US President Joe Biden must restrict the "illegal" shipment of weapons to Israel, several Democratic lawmakers have said.
"So long as Israel continues to restrict the entry of humanitarian aid into Gaza, the continued provision of US security assistance to Israel would constitute a violation of existing US law and must be restricted," the lawmakers said in a letter to Biden, Haaretz reported on Sunday.
They pointed to the "catastrophic and devolving" humanitarian situation in Gaza and urged the president to enforce the Humanitarian Aid Corridor Act.
The letter emphasized that Israel is “ineligible to receive continued US weapons under Section 620I" as it continues to restrict the delivery of humanitarian aid to the Palestinian people in Gaza.
"As the situation in Gaza continues to deteriorate, Congress and the White House need to make clear to Israel that we will enforce US law to protect Palestinian children from starvation in Gaza," one of the letter's signers, Congressman Joaquin Castro, told Haaretz.

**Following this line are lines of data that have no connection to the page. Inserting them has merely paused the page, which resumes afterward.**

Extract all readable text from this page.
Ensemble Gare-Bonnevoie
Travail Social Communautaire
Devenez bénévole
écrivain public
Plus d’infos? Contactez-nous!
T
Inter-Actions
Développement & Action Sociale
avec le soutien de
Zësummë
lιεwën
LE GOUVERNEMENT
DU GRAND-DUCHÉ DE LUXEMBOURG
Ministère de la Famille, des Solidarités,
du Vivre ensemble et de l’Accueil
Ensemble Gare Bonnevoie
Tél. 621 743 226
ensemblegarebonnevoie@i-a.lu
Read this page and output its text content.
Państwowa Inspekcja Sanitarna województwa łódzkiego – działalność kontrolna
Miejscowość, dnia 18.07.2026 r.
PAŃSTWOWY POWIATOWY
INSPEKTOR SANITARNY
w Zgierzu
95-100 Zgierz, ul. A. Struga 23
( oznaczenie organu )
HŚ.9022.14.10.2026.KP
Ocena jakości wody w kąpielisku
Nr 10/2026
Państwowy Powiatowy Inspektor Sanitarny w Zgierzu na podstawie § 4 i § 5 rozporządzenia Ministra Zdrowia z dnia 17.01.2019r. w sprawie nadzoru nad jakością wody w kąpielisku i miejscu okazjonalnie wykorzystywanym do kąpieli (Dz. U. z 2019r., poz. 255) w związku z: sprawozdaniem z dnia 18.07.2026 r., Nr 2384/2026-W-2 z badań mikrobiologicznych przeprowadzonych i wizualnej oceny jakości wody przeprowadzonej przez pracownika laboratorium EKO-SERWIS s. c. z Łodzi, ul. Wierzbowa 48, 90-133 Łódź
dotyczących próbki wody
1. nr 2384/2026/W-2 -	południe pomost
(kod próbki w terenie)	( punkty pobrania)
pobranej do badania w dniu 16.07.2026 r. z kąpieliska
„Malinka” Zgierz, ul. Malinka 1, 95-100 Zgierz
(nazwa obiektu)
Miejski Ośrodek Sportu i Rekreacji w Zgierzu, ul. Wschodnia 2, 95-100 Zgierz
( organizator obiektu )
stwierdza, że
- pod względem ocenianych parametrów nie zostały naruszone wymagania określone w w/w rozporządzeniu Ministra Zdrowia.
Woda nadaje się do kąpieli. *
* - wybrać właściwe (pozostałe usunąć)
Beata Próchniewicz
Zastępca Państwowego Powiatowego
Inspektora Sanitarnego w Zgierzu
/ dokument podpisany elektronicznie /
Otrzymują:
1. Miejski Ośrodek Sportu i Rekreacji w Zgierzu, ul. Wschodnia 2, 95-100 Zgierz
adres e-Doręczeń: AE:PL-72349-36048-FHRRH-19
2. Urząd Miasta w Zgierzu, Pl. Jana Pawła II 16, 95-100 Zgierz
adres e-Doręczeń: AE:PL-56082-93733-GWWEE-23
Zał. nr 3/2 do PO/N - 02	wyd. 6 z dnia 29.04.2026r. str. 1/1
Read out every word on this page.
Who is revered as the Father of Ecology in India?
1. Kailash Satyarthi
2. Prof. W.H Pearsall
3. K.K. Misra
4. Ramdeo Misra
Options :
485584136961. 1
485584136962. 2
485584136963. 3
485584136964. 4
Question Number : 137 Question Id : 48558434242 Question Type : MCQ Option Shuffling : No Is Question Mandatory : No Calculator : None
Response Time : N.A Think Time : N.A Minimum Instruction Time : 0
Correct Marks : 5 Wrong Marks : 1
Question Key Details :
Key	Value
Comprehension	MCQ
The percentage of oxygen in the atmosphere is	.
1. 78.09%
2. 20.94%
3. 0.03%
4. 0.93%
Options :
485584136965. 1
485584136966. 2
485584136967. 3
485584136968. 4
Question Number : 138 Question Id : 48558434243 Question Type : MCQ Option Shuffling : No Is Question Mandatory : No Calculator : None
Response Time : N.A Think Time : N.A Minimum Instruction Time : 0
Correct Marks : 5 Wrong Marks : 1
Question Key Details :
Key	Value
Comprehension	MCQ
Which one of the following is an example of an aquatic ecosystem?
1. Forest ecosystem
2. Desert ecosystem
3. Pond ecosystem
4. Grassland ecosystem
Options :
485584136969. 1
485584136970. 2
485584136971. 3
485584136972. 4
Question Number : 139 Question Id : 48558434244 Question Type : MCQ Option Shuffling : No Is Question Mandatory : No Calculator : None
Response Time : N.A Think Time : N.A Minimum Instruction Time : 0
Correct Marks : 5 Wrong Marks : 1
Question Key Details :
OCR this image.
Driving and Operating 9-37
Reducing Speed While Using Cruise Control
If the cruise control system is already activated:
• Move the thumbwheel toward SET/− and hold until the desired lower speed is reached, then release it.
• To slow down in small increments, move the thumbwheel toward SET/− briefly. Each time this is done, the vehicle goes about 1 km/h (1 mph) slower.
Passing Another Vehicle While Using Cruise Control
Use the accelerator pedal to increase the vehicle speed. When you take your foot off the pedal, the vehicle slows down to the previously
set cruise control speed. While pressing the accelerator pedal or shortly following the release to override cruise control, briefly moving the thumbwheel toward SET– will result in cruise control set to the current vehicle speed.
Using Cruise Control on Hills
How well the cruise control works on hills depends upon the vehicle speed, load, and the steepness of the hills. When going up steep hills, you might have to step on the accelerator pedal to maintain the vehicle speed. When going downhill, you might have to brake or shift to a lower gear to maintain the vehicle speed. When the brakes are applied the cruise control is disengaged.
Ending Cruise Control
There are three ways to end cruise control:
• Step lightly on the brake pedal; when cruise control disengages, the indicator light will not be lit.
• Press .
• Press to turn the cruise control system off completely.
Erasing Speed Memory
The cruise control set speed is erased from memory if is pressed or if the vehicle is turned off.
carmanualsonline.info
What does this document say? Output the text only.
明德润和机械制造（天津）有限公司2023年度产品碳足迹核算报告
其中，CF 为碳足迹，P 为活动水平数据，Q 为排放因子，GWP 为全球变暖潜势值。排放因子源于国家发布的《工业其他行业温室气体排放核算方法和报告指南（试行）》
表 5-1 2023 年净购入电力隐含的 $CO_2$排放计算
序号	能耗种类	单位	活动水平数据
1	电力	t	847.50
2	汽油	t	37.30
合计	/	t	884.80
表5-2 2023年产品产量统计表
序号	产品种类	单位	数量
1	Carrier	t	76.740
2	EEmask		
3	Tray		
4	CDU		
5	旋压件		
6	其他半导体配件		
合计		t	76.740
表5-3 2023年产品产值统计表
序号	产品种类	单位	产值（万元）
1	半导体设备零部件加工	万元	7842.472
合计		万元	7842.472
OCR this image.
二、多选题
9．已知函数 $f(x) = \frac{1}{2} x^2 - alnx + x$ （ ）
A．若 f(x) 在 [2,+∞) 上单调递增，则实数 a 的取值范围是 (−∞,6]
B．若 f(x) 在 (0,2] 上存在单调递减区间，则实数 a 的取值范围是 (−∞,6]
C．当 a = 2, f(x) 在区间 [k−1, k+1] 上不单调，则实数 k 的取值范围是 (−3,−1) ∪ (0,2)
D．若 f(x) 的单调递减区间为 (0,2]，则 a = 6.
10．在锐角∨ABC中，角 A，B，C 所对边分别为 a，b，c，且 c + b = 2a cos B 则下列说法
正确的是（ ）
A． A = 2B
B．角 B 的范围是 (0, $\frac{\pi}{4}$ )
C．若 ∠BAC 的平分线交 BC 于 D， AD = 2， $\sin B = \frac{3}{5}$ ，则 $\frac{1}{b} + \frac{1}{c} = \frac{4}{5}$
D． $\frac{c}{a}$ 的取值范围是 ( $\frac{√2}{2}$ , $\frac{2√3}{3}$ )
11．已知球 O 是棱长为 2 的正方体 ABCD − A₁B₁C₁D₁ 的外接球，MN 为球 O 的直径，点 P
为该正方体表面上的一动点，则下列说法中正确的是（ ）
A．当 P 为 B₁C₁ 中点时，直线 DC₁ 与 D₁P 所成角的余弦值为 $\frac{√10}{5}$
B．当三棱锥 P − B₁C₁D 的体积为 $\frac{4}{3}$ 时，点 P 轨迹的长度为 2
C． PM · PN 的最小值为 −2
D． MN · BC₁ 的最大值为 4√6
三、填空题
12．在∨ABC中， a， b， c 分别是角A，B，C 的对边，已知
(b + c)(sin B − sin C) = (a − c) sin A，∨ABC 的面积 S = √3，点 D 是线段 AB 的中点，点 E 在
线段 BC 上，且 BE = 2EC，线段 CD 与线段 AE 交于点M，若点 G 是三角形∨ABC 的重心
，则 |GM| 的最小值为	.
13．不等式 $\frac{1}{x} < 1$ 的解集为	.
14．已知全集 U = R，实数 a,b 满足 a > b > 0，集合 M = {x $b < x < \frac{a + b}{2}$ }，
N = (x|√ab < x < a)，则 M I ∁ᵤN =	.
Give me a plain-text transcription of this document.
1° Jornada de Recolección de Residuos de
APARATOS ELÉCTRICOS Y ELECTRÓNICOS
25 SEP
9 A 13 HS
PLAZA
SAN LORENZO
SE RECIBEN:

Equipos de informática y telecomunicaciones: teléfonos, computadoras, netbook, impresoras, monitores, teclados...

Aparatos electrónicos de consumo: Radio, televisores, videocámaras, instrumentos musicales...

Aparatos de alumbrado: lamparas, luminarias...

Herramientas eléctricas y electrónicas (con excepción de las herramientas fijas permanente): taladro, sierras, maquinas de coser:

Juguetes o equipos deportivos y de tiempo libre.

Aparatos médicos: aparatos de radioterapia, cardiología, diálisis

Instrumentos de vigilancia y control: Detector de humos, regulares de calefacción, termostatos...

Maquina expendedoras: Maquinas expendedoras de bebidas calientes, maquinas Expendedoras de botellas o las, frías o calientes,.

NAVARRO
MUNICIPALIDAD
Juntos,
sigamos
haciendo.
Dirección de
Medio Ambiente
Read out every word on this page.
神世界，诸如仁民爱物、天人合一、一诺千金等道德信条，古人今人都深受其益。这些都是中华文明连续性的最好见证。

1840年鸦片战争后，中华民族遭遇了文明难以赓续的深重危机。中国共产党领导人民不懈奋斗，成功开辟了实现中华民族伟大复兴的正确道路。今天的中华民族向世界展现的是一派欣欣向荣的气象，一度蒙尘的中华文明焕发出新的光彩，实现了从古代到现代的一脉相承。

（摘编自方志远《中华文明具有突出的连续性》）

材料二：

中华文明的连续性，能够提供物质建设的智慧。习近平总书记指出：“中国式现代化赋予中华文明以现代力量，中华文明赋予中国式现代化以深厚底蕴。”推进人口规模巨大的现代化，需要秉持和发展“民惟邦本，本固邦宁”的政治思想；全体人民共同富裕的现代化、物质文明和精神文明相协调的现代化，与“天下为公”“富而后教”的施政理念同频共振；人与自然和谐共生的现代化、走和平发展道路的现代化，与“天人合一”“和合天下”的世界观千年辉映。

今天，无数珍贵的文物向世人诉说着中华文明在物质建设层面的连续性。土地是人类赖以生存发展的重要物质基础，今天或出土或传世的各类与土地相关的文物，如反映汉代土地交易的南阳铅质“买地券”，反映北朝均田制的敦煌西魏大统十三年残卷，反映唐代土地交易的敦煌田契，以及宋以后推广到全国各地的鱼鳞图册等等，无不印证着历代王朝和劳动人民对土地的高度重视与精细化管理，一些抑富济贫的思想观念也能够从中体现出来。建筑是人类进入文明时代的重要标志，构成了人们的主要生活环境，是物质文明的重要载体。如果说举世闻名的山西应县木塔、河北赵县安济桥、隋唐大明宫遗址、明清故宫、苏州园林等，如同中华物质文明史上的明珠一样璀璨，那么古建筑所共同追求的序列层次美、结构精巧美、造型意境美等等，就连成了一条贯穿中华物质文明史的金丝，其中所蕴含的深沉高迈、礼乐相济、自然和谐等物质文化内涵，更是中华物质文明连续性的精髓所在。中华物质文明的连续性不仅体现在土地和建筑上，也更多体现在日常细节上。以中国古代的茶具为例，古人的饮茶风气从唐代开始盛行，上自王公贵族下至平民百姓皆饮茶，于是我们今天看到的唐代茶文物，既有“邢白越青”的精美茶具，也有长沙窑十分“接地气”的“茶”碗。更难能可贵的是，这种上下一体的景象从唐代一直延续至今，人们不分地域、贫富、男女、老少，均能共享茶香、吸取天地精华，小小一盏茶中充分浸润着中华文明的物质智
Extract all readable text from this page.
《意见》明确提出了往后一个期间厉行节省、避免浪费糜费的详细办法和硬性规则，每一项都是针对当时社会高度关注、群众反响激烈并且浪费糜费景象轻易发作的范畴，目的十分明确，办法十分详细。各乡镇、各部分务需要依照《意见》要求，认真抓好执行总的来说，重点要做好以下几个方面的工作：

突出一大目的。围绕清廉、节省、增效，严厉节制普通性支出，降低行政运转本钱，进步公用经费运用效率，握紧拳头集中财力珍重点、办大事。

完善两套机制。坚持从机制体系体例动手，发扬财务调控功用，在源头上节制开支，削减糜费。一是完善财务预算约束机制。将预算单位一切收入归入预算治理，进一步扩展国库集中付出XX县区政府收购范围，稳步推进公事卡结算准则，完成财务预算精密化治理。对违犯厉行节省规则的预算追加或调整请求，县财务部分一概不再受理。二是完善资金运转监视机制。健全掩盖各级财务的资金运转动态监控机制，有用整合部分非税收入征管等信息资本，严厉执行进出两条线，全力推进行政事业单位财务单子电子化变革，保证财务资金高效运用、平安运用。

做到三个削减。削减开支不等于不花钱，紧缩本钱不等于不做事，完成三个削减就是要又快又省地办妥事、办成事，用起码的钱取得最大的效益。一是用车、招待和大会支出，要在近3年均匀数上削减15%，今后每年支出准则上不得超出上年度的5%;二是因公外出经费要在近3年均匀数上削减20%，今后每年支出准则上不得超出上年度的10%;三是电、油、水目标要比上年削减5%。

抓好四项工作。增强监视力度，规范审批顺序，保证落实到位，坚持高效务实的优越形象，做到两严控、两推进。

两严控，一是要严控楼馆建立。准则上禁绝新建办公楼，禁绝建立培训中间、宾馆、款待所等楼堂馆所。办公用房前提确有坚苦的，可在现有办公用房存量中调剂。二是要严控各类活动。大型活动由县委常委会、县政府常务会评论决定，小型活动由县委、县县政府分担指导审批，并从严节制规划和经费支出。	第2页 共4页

Earlier this month, an independent and seven Democratic senators also sent a letter to Biden urging him to stop arming Israel as the regime continues efforts to block humanitarian aid to the Palestinians in the besieged Gaza Strip.
They also cited this same law and warned Biden that he must require Israeli prime minister Benjamin Netanyahu to stop restricting humanitarian aid access or forfeit US military aid to Tel Aviv.
Following a visit to the Gaza border in January, Senator Chris Van Hollen, a Democrat from Maryland, said he saw clear evidence that Israeli actions violated the law.
The law is "clearly triggered by the facts on the ground in Gaza, where we now have kids who have literally died of starvation, and hundreds of thousands of people on the verge of starvation, with 4 out of the 5 hungriest people in the world today in Gaza," he added.
A recent report has revealed that the United States has quietly authorized over 100 separate weapons sales to Israel since the start of the Gaza war in early October, despite mounting alarm over the occupying regime’s genocidal campaign against the besieged territory.
The Biden administration bypassed Congress to initiate $106 million in sales of tank ammunition as well as $147.5 million of components needed to make 155 mm shells.
However, the 100 other weapons transfers were processed without any public debate because each fell under a specific dollar amount that required the executive branch to individually notify Congress.
Since the start of Israel's aggression in October 2023, the Tel Aviv regime has killed at least 32,226 Palestinians, most of them women and children, and injured another 74,518 individuals.